Bei einem Selbstmordanschlag der islamistischen Shebab-Miliz auf ein Hotel in der somalischen Hauptstadt Mogadischu sind mindestens fünf Menschen getötet worden. Unter den Toten seien mehrere Wachleute, zudem seien zehn Menschen verletzt worden, sagte ein Polizeivertreter am Dienstag.
Der Attentäter habe mit seinem Fahrzeug einen Checkpoint gerammt und sei von Sicherheitskräften beschossen worden, bevor er seinen Wagen vor dem Hotel nahe dem Präsidentenpalast zur Explosion brachte.

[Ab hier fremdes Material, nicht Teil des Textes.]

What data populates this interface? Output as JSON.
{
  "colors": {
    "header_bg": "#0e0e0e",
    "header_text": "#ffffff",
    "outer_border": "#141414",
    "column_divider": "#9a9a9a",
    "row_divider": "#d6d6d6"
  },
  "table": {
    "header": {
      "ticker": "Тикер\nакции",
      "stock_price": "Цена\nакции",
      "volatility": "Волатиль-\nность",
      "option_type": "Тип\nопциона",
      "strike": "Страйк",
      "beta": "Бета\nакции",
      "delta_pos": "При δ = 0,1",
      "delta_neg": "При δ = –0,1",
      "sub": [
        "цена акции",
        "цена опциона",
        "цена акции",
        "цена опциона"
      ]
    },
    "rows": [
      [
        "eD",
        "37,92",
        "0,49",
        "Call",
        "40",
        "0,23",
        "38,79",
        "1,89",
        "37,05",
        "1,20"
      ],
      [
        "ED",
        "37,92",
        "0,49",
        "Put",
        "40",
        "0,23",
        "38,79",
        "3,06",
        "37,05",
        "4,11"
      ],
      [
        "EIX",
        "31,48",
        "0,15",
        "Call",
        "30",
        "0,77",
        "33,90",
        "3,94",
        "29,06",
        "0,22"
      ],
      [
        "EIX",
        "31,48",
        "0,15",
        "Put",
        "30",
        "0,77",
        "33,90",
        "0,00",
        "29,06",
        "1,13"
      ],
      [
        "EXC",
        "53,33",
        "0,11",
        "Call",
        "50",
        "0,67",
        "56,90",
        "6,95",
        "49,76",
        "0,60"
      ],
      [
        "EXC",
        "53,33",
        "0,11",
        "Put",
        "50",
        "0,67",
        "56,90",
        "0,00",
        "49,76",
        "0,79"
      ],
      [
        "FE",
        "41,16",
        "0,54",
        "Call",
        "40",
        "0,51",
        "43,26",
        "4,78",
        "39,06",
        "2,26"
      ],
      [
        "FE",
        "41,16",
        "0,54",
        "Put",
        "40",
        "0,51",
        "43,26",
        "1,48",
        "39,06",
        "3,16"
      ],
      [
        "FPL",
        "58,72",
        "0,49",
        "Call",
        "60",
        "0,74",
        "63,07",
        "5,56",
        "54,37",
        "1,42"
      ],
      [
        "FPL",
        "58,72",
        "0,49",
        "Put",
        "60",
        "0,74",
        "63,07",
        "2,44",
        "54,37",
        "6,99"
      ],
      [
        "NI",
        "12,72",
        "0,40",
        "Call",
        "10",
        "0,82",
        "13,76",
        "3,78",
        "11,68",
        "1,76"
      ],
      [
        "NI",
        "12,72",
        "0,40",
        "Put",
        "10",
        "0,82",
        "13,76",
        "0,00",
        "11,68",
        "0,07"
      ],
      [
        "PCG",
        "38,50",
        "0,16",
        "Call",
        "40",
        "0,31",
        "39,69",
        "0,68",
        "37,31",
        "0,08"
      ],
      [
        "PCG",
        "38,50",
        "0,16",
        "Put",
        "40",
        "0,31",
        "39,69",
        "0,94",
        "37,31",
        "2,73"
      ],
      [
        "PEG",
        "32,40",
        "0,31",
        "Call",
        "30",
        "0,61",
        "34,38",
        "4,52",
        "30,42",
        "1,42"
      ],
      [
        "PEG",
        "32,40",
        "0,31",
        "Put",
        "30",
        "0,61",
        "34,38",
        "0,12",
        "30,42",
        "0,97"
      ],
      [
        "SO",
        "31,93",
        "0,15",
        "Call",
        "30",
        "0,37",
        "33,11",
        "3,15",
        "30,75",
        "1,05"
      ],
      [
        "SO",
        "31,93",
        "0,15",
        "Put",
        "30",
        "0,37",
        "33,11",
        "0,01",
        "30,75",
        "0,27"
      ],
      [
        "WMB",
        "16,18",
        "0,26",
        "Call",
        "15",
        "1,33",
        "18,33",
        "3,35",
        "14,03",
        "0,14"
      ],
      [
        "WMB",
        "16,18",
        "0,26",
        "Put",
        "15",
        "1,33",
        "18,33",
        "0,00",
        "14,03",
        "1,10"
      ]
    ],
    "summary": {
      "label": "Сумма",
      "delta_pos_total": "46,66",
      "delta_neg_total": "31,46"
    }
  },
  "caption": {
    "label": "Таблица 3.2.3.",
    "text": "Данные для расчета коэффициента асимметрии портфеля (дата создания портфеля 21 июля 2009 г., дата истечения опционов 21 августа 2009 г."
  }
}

Die Explosion sei gewaltig gewesen, doch sei die Opferzahl geringer als befürchtet, sagte der Polizeivertreter.
Hotel bereits mehrmals Ziel
Wie ein AFP-Reporter berichtete, wurden umliegende Gebäude schwer beschädigt. Die Shebab-Miliz bekannte sich zu dem Anschlag und erklärte zur Begründung, das Hotel sei attackiert worden, weil es in der Nähe des Präsidentenpalasts liege und «Ungläubige» beherberge.
Das bei Regierungsmitarbeitern, Geschäftsleuten und Diplomaten beliebte Hotel war bereits im Januar 2015 und dieses Jahr im Februar das Ziel von Anschlägen. Im Januar 2015 waren am Vorabend eines Besuchs des türkischen Präsidenten Recep Tayyip Erdogan fünf Menschen getötet worden. Im Februar dieses Jahres starben 14 Menschen, als zwei Sprengsätze vor dem Hotel und dem benachbarten Friedensgarten gezündet wurden.